The image of the powers of the Coalition in 1815 dancing at the Congress of Vienna while Bonaparte was sailing from Elba to Villefranche sur Mer at the beginning of his 100 days springs to mind, as does the desperately misplaced belief in the summer of 1914 that, given the ongoing economic boom, nobody would be mad enough to risk everything by going to war. Who in Davos is supposed to be rebuilding what trust and in whom can only be speculated upon? No Putin and no Xi, although China’s Prime Minister Li Qiang is on the guest list along with Volodymyr Zelensky, Isaac Herzog, Emmanuel Macron and Argentina’s new President Javier Milei. Of those five alone, one can only speculate as to which of them, if any, believes they have more to contribute than to benefit from being there.
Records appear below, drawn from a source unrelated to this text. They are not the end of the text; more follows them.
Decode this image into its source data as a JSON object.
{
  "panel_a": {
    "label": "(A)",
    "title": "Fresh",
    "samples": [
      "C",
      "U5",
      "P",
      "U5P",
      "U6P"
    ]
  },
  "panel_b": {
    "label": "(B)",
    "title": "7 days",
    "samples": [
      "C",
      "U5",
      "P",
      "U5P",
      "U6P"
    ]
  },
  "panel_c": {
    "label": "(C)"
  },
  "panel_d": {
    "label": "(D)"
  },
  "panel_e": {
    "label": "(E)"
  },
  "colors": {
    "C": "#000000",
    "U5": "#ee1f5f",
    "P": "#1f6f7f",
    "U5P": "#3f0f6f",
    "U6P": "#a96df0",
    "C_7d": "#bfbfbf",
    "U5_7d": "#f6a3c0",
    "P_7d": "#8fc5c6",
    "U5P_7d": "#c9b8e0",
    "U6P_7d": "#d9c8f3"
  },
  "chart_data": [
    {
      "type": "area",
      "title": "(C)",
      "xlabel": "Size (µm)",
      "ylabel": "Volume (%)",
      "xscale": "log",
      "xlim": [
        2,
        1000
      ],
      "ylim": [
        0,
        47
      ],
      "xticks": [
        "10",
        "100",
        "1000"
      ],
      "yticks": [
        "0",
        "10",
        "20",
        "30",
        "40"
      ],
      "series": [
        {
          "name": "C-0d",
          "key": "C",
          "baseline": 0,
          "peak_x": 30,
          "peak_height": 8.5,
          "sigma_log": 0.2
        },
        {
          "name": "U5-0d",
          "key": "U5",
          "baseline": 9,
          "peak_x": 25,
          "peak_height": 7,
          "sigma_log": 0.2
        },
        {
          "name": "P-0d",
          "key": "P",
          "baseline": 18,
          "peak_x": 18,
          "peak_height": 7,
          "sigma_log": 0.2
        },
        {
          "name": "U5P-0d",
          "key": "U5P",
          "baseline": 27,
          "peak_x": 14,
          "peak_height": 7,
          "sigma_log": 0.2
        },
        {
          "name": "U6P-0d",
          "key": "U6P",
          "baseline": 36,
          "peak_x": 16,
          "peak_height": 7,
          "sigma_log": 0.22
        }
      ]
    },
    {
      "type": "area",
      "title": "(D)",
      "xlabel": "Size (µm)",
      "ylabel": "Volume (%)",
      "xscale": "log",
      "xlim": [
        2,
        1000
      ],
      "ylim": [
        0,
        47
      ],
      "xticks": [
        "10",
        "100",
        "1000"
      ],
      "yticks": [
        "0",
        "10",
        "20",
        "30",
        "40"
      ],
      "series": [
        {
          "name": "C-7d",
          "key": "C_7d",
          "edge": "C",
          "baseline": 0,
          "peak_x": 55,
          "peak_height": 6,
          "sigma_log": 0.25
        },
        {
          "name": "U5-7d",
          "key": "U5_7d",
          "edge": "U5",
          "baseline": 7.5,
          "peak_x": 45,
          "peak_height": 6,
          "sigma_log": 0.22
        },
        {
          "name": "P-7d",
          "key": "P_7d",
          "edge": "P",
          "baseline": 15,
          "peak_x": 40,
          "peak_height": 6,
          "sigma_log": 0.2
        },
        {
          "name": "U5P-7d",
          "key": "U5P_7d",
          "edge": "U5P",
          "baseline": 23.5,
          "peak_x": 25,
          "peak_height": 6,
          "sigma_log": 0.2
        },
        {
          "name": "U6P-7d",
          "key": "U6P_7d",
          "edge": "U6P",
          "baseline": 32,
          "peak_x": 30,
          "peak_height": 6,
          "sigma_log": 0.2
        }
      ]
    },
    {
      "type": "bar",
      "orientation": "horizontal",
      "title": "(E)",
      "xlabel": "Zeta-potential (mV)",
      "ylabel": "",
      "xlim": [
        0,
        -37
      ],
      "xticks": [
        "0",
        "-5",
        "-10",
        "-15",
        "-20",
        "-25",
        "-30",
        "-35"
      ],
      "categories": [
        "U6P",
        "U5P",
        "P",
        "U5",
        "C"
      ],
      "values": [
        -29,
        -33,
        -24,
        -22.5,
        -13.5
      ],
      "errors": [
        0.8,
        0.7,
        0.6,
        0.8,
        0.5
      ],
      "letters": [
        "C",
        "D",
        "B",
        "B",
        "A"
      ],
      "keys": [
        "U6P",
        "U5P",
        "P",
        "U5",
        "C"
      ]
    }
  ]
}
The subject of the moment is AI which no amount of panel discussions will succeed in putting back into the Pandora’s box from which it has been released. In the past few days, the IMF has published a paper which speculates that only 50 per cent of the global workforce will benefit from it while the rest will see their jobs negatively impacted or in many cases replaced and redundant. And what impact on that will Davos 2024 have? Answers please on a very, very small postcard.
It’s not long ago and in the aftermath of the Covid crisis that “build back better” was all the rage. In 2022, Davos spoke of a unique opportunity for a reset, for a kinder and more altruistic world. It would be funny if it wasn’t so sad. Since time immemorial, human progress has been driven by ruthless competition and by dog-eat-dog. Hanging out in Davos and feigning altruism isn’t going to make any difference and in all likelihood will fool nobody.
But would we be better off without it? Probably not. If the WEF achieves just a hundredth or even a thousandth of what it purports to be striving for, it is better than nothing at all. Is the huge monetary cost worth it? If you’re a hotel or restaurant owner or a taxi operator in Davos, there is no doubt that it is. The rest of us can but shrug our shoulders and turn to the sports pages.